- Born: John Meredith Smith July 24, 1933 Fergus, Ontario
- Died: May 9, 2000 (aged 66) Toronto, Ontario, Canada
- Education: Ontario College of Art, Toronto (1950-1953)
- Known for: Painter
- Spouse(s): Ursula Keeler (married 1968, after divorce and remarriage, Ursula Pecinska), (second wife, Kiyoko Meredith)
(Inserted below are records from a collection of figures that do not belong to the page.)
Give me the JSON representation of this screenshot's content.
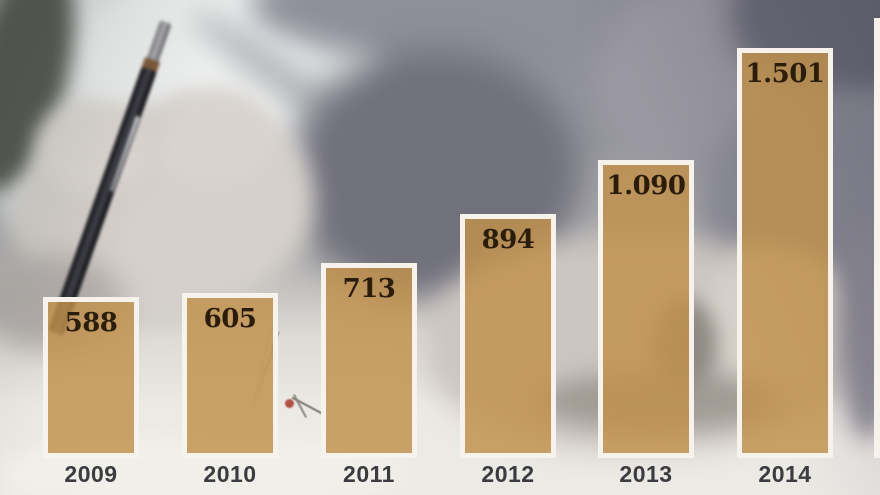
{
  "chart_data": {
    "type": "bar",
    "title": "",
    "xlabel": "",
    "ylabel": "",
    "categories": [
      "2009",
      "2010",
      "2011",
      "2012",
      "2013",
      "2014"
    ],
    "values": [
      588,
      605,
      713,
      894,
      1090,
      1501
    ],
    "value_labels": [
      "588",
      "605",
      "713",
      "894",
      "1.090",
      "1.501"
    ],
    "ylim": [
      0,
      1550
    ],
    "grid": false,
    "legend": "none",
    "orientation": "vertical",
    "bar_fill_rgba": "rgba(193,144,75,0.82)",
    "bar_border": "#F7F3EC",
    "value_label_color": "#2B1D0A",
    "category_label_color": "#3B3B40",
    "background": "blurred grayscale photo of a hand writing with a mechanical pen"
  }
}
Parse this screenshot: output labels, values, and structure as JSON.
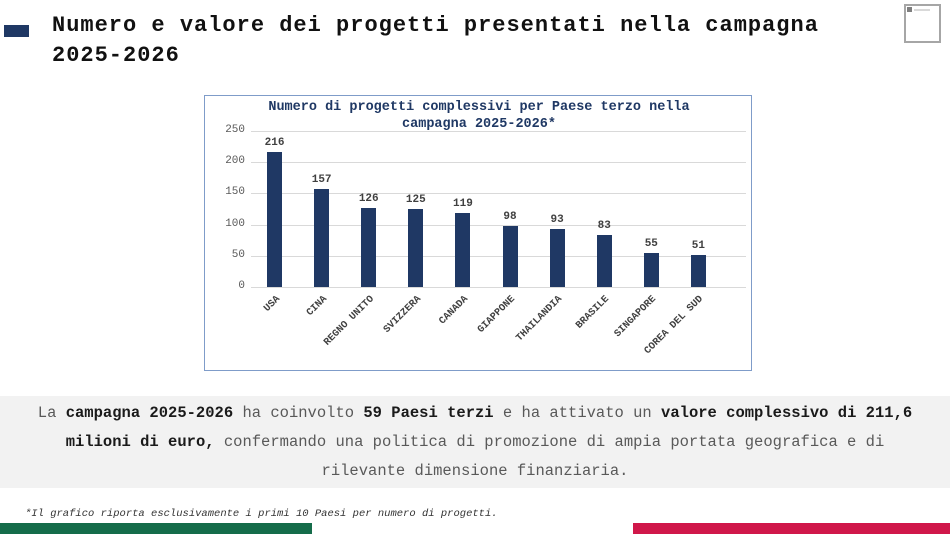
{
  "slide": {
    "title": "Numero e valore dei progetti presentati nella campagna 2025-2026"
  },
  "header_icon": "image-placeholder-icon",
  "chart_data": {
    "type": "bar",
    "title": "Numero di progetti complessivi per Paese terzo nella campagna 2025-2026*",
    "categories": [
      "USA",
      "CINA",
      "REGNO UNITO",
      "SVIZZERA",
      "CANADA",
      "GIAPPONE",
      "THAILANDIA",
      "BRASILE",
      "SINGAPORE",
      "COREA DEL SUD"
    ],
    "values": [
      216,
      157,
      126,
      125,
      119,
      98,
      93,
      83,
      55,
      51
    ],
    "xlabel": "",
    "ylabel": "",
    "ylim": [
      0,
      250
    ],
    "yticks": [
      0,
      50,
      100,
      150,
      200,
      250
    ],
    "grid": true,
    "legend": false,
    "bar_color": "#1F3864"
  },
  "summary": {
    "segments": [
      {
        "text": "La ",
        "bold": false
      },
      {
        "text": "campagna 2025-2026",
        "bold": true
      },
      {
        "text": " ha coinvolto ",
        "bold": false
      },
      {
        "text": "59 Paesi terzi",
        "bold": true
      },
      {
        "text": " e ha attivato un ",
        "bold": false
      },
      {
        "text": "valore complessivo di 211,6 milioni di euro,",
        "bold": true
      },
      {
        "text": " confermando una politica di promozione di ampia portata geografica e di rilevante dimensione finanziaria.",
        "bold": false
      }
    ]
  },
  "footnote": {
    "text": "*Il grafico riporta esclusivamente i primi 10 Paesi per numero di progetti."
  },
  "colors": {
    "accent_navy": "#1F3864",
    "chart_border": "#7F9CC9",
    "gridline": "#D9D9D9",
    "summary_background": "#F2F2F2",
    "flag_green": "#156C4A",
    "flag_white": "#FFFFFF",
    "flag_red": "#D0174A"
  }
}
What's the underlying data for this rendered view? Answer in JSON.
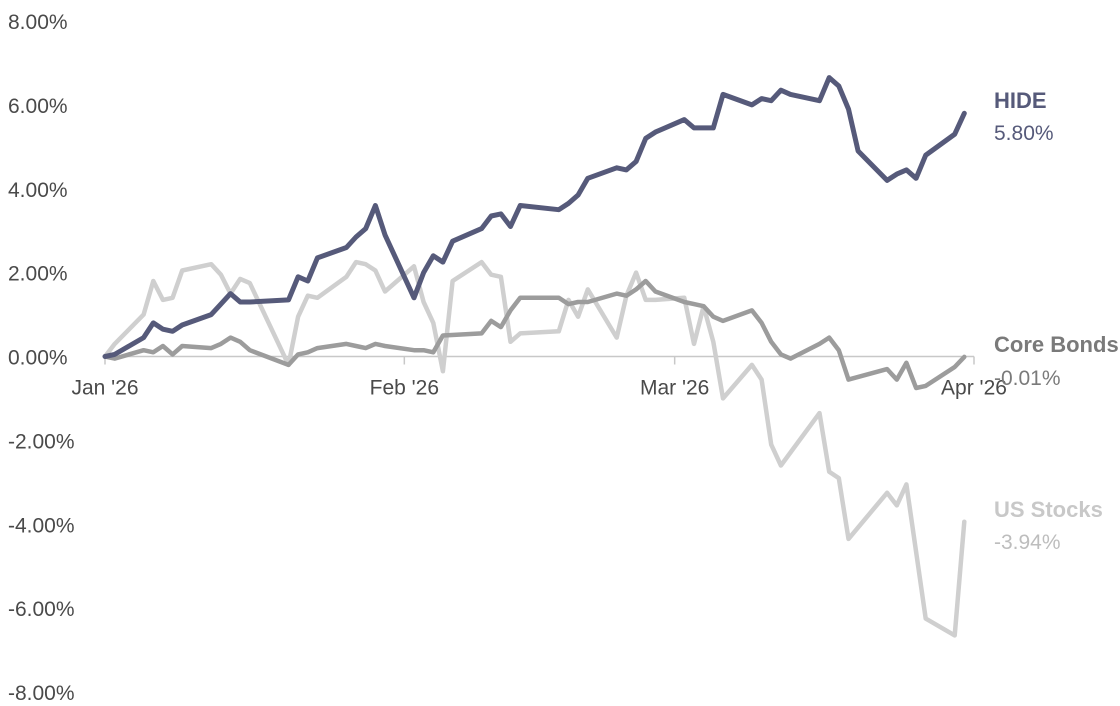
{
  "chart_data": {
    "type": "line",
    "title": "",
    "xlabel": "",
    "ylabel": "",
    "ylim": [
      -8,
      8
    ],
    "yticks": [
      8,
      6,
      4,
      2,
      0,
      -2,
      -4,
      -6,
      -8
    ],
    "ytick_labels": [
      "8.00%",
      "6.00%",
      "4.00%",
      "2.00%",
      "0.00%",
      "-2.00%",
      "-4.00%",
      "-6.00%",
      "-8.00%"
    ],
    "xlim": [
      "2026-01-01",
      "2026-04-01"
    ],
    "xticks": [
      {
        "date": "2026-01-01",
        "label": "Jan '26"
      },
      {
        "date": "2026-02-01",
        "label": "Feb '26"
      },
      {
        "date": "2026-03-01",
        "label": "Mar '26"
      },
      {
        "date": "2026-04-01",
        "label": "Apr '26"
      }
    ],
    "grid": false,
    "legend": "end-labels-right",
    "series": [
      {
        "name": "US Stocks",
        "end_label": "-3.94%",
        "color": "#cfcfcf",
        "points": [
          [
            "2026-01-01",
            0.0
          ],
          [
            "2026-01-02",
            0.3
          ],
          [
            "2026-01-05",
            1.0
          ],
          [
            "2026-01-06",
            1.8
          ],
          [
            "2026-01-07",
            1.35
          ],
          [
            "2026-01-08",
            1.4
          ],
          [
            "2026-01-09",
            2.05
          ],
          [
            "2026-01-12",
            2.2
          ],
          [
            "2026-01-13",
            1.95
          ],
          [
            "2026-01-14",
            1.5
          ],
          [
            "2026-01-15",
            1.85
          ],
          [
            "2026-01-16",
            1.75
          ],
          [
            "2026-01-20",
            -0.2
          ],
          [
            "2026-01-21",
            0.95
          ],
          [
            "2026-01-22",
            1.45
          ],
          [
            "2026-01-23",
            1.4
          ],
          [
            "2026-01-26",
            1.9
          ],
          [
            "2026-01-27",
            2.25
          ],
          [
            "2026-01-28",
            2.2
          ],
          [
            "2026-01-29",
            2.05
          ],
          [
            "2026-01-30",
            1.55
          ],
          [
            "2026-02-02",
            2.15
          ],
          [
            "2026-02-03",
            1.3
          ],
          [
            "2026-02-04",
            0.8
          ],
          [
            "2026-02-05",
            -0.35
          ],
          [
            "2026-02-06",
            1.8
          ],
          [
            "2026-02-09",
            2.25
          ],
          [
            "2026-02-10",
            1.95
          ],
          [
            "2026-02-11",
            1.9
          ],
          [
            "2026-02-12",
            0.35
          ],
          [
            "2026-02-13",
            0.55
          ],
          [
            "2026-02-17",
            0.6
          ],
          [
            "2026-02-18",
            1.35
          ],
          [
            "2026-02-19",
            0.95
          ],
          [
            "2026-02-20",
            1.6
          ],
          [
            "2026-02-23",
            0.45
          ],
          [
            "2026-02-24",
            1.45
          ],
          [
            "2026-02-25",
            2.0
          ],
          [
            "2026-02-26",
            1.35
          ],
          [
            "2026-02-27",
            1.35
          ],
          [
            "2026-03-02",
            1.4
          ],
          [
            "2026-03-03",
            0.3
          ],
          [
            "2026-03-04",
            1.2
          ],
          [
            "2026-03-05",
            0.35
          ],
          [
            "2026-03-06",
            -1.0
          ],
          [
            "2026-03-09",
            -0.2
          ],
          [
            "2026-03-10",
            -0.55
          ],
          [
            "2026-03-11",
            -2.1
          ],
          [
            "2026-03-12",
            -2.6
          ],
          [
            "2026-03-16",
            -1.35
          ],
          [
            "2026-03-17",
            -2.75
          ],
          [
            "2026-03-18",
            -2.9
          ],
          [
            "2026-03-19",
            -4.35
          ],
          [
            "2026-03-23",
            -3.25
          ],
          [
            "2026-03-24",
            -3.55
          ],
          [
            "2026-03-25",
            -3.05
          ],
          [
            "2026-03-27",
            -6.25
          ],
          [
            "2026-03-30",
            -6.65
          ],
          [
            "2026-03-31",
            -3.94
          ]
        ]
      },
      {
        "name": "Core Bonds",
        "end_label": "-0.01%",
        "color": "#9c9c9c",
        "points": [
          [
            "2026-01-01",
            0.0
          ],
          [
            "2026-01-02",
            -0.05
          ],
          [
            "2026-01-05",
            0.15
          ],
          [
            "2026-01-06",
            0.1
          ],
          [
            "2026-01-07",
            0.25
          ],
          [
            "2026-01-08",
            0.05
          ],
          [
            "2026-01-09",
            0.25
          ],
          [
            "2026-01-12",
            0.2
          ],
          [
            "2026-01-13",
            0.3
          ],
          [
            "2026-01-14",
            0.45
          ],
          [
            "2026-01-15",
            0.35
          ],
          [
            "2026-01-16",
            0.15
          ],
          [
            "2026-01-20",
            -0.2
          ],
          [
            "2026-01-21",
            0.05
          ],
          [
            "2026-01-22",
            0.1
          ],
          [
            "2026-01-23",
            0.2
          ],
          [
            "2026-01-26",
            0.3
          ],
          [
            "2026-01-27",
            0.25
          ],
          [
            "2026-01-28",
            0.2
          ],
          [
            "2026-01-29",
            0.3
          ],
          [
            "2026-01-30",
            0.25
          ],
          [
            "2026-02-02",
            0.15
          ],
          [
            "2026-02-03",
            0.15
          ],
          [
            "2026-02-04",
            0.1
          ],
          [
            "2026-02-05",
            0.5
          ],
          [
            "2026-02-09",
            0.55
          ],
          [
            "2026-02-10",
            0.85
          ],
          [
            "2026-02-11",
            0.7
          ],
          [
            "2026-02-12",
            1.1
          ],
          [
            "2026-02-13",
            1.4
          ],
          [
            "2026-02-17",
            1.4
          ],
          [
            "2026-02-18",
            1.25
          ],
          [
            "2026-02-19",
            1.3
          ],
          [
            "2026-02-20",
            1.3
          ],
          [
            "2026-02-23",
            1.5
          ],
          [
            "2026-02-24",
            1.45
          ],
          [
            "2026-02-25",
            1.6
          ],
          [
            "2026-02-26",
            1.8
          ],
          [
            "2026-02-27",
            1.55
          ],
          [
            "2026-03-02",
            1.3
          ],
          [
            "2026-03-03",
            1.25
          ],
          [
            "2026-03-04",
            1.2
          ],
          [
            "2026-03-05",
            0.95
          ],
          [
            "2026-03-06",
            0.85
          ],
          [
            "2026-03-09",
            1.1
          ],
          [
            "2026-03-10",
            0.8
          ],
          [
            "2026-03-11",
            0.35
          ],
          [
            "2026-03-12",
            0.05
          ],
          [
            "2026-03-13",
            -0.05
          ],
          [
            "2026-03-16",
            0.3
          ],
          [
            "2026-03-17",
            0.45
          ],
          [
            "2026-03-18",
            0.15
          ],
          [
            "2026-03-19",
            -0.55
          ],
          [
            "2026-03-23",
            -0.3
          ],
          [
            "2026-03-24",
            -0.55
          ],
          [
            "2026-03-25",
            -0.15
          ],
          [
            "2026-03-26",
            -0.75
          ],
          [
            "2026-03-27",
            -0.7
          ],
          [
            "2026-03-30",
            -0.25
          ],
          [
            "2026-03-31",
            -0.01
          ]
        ]
      },
      {
        "name": "HIDE",
        "end_label": "5.80%",
        "color": "#565a7a",
        "points": [
          [
            "2026-01-01",
            0.0
          ],
          [
            "2026-01-02",
            0.05
          ],
          [
            "2026-01-05",
            0.45
          ],
          [
            "2026-01-06",
            0.8
          ],
          [
            "2026-01-07",
            0.65
          ],
          [
            "2026-01-08",
            0.6
          ],
          [
            "2026-01-09",
            0.75
          ],
          [
            "2026-01-12",
            1.0
          ],
          [
            "2026-01-13",
            1.25
          ],
          [
            "2026-01-14",
            1.5
          ],
          [
            "2026-01-15",
            1.3
          ],
          [
            "2026-01-16",
            1.3
          ],
          [
            "2026-01-20",
            1.35
          ],
          [
            "2026-01-21",
            1.9
          ],
          [
            "2026-01-22",
            1.8
          ],
          [
            "2026-01-23",
            2.35
          ],
          [
            "2026-01-26",
            2.6
          ],
          [
            "2026-01-27",
            2.85
          ],
          [
            "2026-01-28",
            3.05
          ],
          [
            "2026-01-29",
            3.6
          ],
          [
            "2026-01-30",
            2.9
          ],
          [
            "2026-02-02",
            1.4
          ],
          [
            "2026-02-03",
            2.0
          ],
          [
            "2026-02-04",
            2.4
          ],
          [
            "2026-02-05",
            2.25
          ],
          [
            "2026-02-06",
            2.75
          ],
          [
            "2026-02-09",
            3.05
          ],
          [
            "2026-02-10",
            3.35
          ],
          [
            "2026-02-11",
            3.4
          ],
          [
            "2026-02-12",
            3.1
          ],
          [
            "2026-02-13",
            3.6
          ],
          [
            "2026-02-17",
            3.5
          ],
          [
            "2026-02-18",
            3.65
          ],
          [
            "2026-02-19",
            3.85
          ],
          [
            "2026-02-20",
            4.25
          ],
          [
            "2026-02-23",
            4.5
          ],
          [
            "2026-02-24",
            4.45
          ],
          [
            "2026-02-25",
            4.65
          ],
          [
            "2026-02-26",
            5.2
          ],
          [
            "2026-02-27",
            5.35
          ],
          [
            "2026-03-02",
            5.65
          ],
          [
            "2026-03-03",
            5.45
          ],
          [
            "2026-03-04",
            5.45
          ],
          [
            "2026-03-05",
            5.45
          ],
          [
            "2026-03-06",
            6.25
          ],
          [
            "2026-03-09",
            6.0
          ],
          [
            "2026-03-10",
            6.15
          ],
          [
            "2026-03-11",
            6.1
          ],
          [
            "2026-03-12",
            6.35
          ],
          [
            "2026-03-13",
            6.25
          ],
          [
            "2026-03-16",
            6.1
          ],
          [
            "2026-03-17",
            6.65
          ],
          [
            "2026-03-18",
            6.45
          ],
          [
            "2026-03-19",
            5.9
          ],
          [
            "2026-03-20",
            4.9
          ],
          [
            "2026-03-23",
            4.2
          ],
          [
            "2026-03-24",
            4.35
          ],
          [
            "2026-03-25",
            4.45
          ],
          [
            "2026-03-26",
            4.25
          ],
          [
            "2026-03-27",
            4.8
          ],
          [
            "2026-03-30",
            5.3
          ],
          [
            "2026-03-31",
            5.8
          ]
        ]
      }
    ]
  }
}
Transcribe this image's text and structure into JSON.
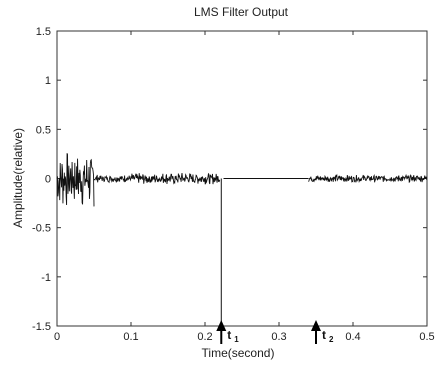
{
  "chart_data": {
    "type": "line",
    "title": "LMS Filter Output",
    "xlabel": "Time(second)",
    "ylabel": "Amplitude(relative)",
    "xlim": [
      0,
      0.5
    ],
    "ylim": [
      -1.5,
      1.5
    ],
    "x_ticks": [
      "0",
      "0.1",
      "0.2",
      "0.3",
      "0.4",
      "0.5"
    ],
    "y_ticks": [
      "1.5",
      "1",
      "0.5",
      "0",
      "-0.5",
      "-1",
      "-1.5"
    ],
    "grid": false,
    "series": [
      {
        "segments": [
          {
            "start": 0.0,
            "end": 0.05,
            "amplitude": 0.3
          },
          {
            "start": 0.05,
            "end": 0.1,
            "amplitude": 0.04
          },
          {
            "start": 0.1,
            "end": 0.22,
            "amplitude": 0.06
          },
          {
            "start": 0.222,
            "end": 0.222,
            "spike": -1.5
          },
          {
            "start": 0.225,
            "end": 0.34,
            "amplitude": 0.0
          },
          {
            "start": 0.34,
            "end": 0.5,
            "amplitude": 0.04
          }
        ]
      }
    ],
    "markers": [
      {
        "x": 0.222,
        "label": "t",
        "sub": "1"
      },
      {
        "x": 0.35,
        "label": "t",
        "sub": "2"
      }
    ]
  }
}
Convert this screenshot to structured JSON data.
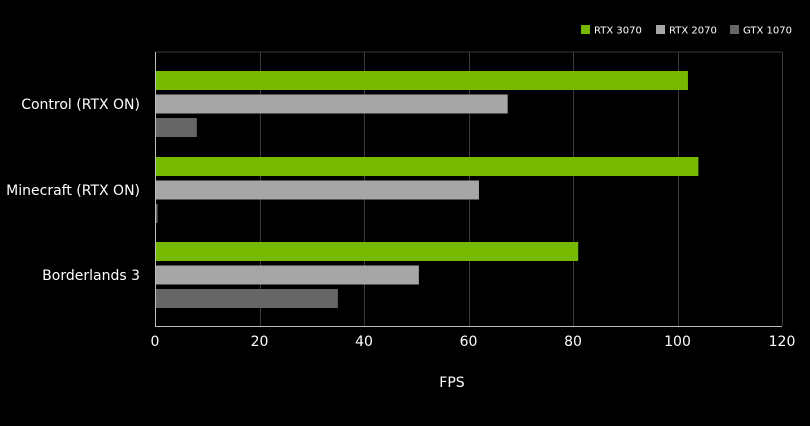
{
  "chart_data": {
    "type": "bar",
    "orientation": "horizontal",
    "title": "",
    "xlabel": "FPS",
    "ylabel": "",
    "xlim": [
      0,
      120
    ],
    "xticks": [
      0,
      20,
      40,
      60,
      80,
      100,
      120
    ],
    "grid": true,
    "legend_position": "top-right",
    "categories": [
      "Control (RTX ON)",
      "Minecraft (RTX ON)",
      "Borderlands 3"
    ],
    "series": [
      {
        "name": "RTX 3070",
        "color": "#76b900",
        "values": [
          102,
          104,
          81
        ]
      },
      {
        "name": "RTX 2070",
        "color": "#a6a6a6",
        "values": [
          67.5,
          62,
          50.5
        ]
      },
      {
        "name": "GTX 1070",
        "color": "#666666",
        "values": [
          8,
          0.5,
          35
        ]
      }
    ]
  },
  "colors": {
    "background": "#000000",
    "text": "#ffffff",
    "grid": "#3a3a3a",
    "axis": "#bfbfbf"
  }
}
= John Meredith (artist) =

Canadian abstract painter (1933-2000)

John Meredith Smith (July 24, 1933 – May 9, 2000), known professionally as John Meredith, was a Canadian abstract expressionist painter.
His trademark as a painter was rich, exciting colour which he combined with loosely figurative images of vertical stripes and forms or idiosyncratic calligraphy. He often used a small coloured ink drawing divided into squares as a template from which to develop his large canvases. In 1966, he began using details from still-wet drawings he had smudged – a way of working he regarded as his invention.

== Biography ==
Meredith was born in Fergus, Ontario, but while still a young child, his family moved to Brampton, Ontario. Like his older brother (artist William Ronald), he attended the Ontario College of Art (1950–1953), studying with Jock Macdonald, and became interested in abstract art. After he graduated, he worked for the local newspaper, (the Brampton Conservator), as a cartoonist. In 1958, while still making his home in Brampton, he held the first solo show of his work at Toronto's Gallery of Contemporary Art. His work at this time includes sombre canvases of the late 1950s and 1960 with dark colours, sometimes interspersed with red and purple, as well as loosely figurative images of vertical stripes and forms.

Meredith held his second solo show in 1961 at Toronto's Isaacs Gallery. The exhibition was favorably reviewed in the Toronto Star and he joined the Isaacs Gallery in 1962. In 1963, he moved to Toronto and continued to paint and hold solo shows. In 1963, he showed at the Isaacs Gallery and in 1965, at the Blue Barn Gallery and then at the Isaacs Gallery again (1967, 1969). In these years, he developed brightly coloured dynamic canvases. Seeker, a triptych, in the collection of the Art Gallery of Ontario, is possibly his most major work. He developed from a study of coloured inks on paper which is also in the gallery collection. Meredith painted it with his parents in mind, thinking of them as spiritual beings, and it took him four months to paint.

There were more changes to come. Over a period of years, Meredith recalled the calligraphy of Oriental art, his symbolic imagery changed into abstract imagery, and he used colour to explore space, enriching his palette to include pinks, purples and greens, then staining his canvas in the manner of other artists of the period.

In these years too, he was given major recognition for his work and included in many group shows, both in Canada and abroad. Moreover, in 1986, in his home town of Brampton, the Peel Art Gallery, Museum and Archives held a 30-year survey of his work. By the end of the 1990s, the work of Meredith, often painted with Expressionist brio, offered the public a more dramatic vision of the artist, but in reinstating colour and using the palette knife in his work, Meredith reflected more overtly than ever before the rich allocations of pigment to canvas so characteristic of Ronald and especially apparent in Ronald's late works with their thick layers of dripped and splashed paint. But Ronald was ill (he died in 1998) and Meredith may have felt that a tribute was in order.

Meredith died of pneumonia on September 9, 2000, in Toronto.

== Selected public collections ==
- Agnes Etherington Art Centre, Kingston
- Art Gallery of Ontario, Toronto
- Art Windsor-Essex
- The Canada Council Collection
- MacKenzie Art Gallery, Regina
- Montreal Museum of Fine Arts
- National Gallery of Canada, Ottawa
- The Robert McLaughlin Gallery, Oshawa
- Vancouver Art Gallery
- Museum London, London, Ontario

==Awards==
- 1971 Victor Martyn Lynch-Staunton Award from the Canada Council.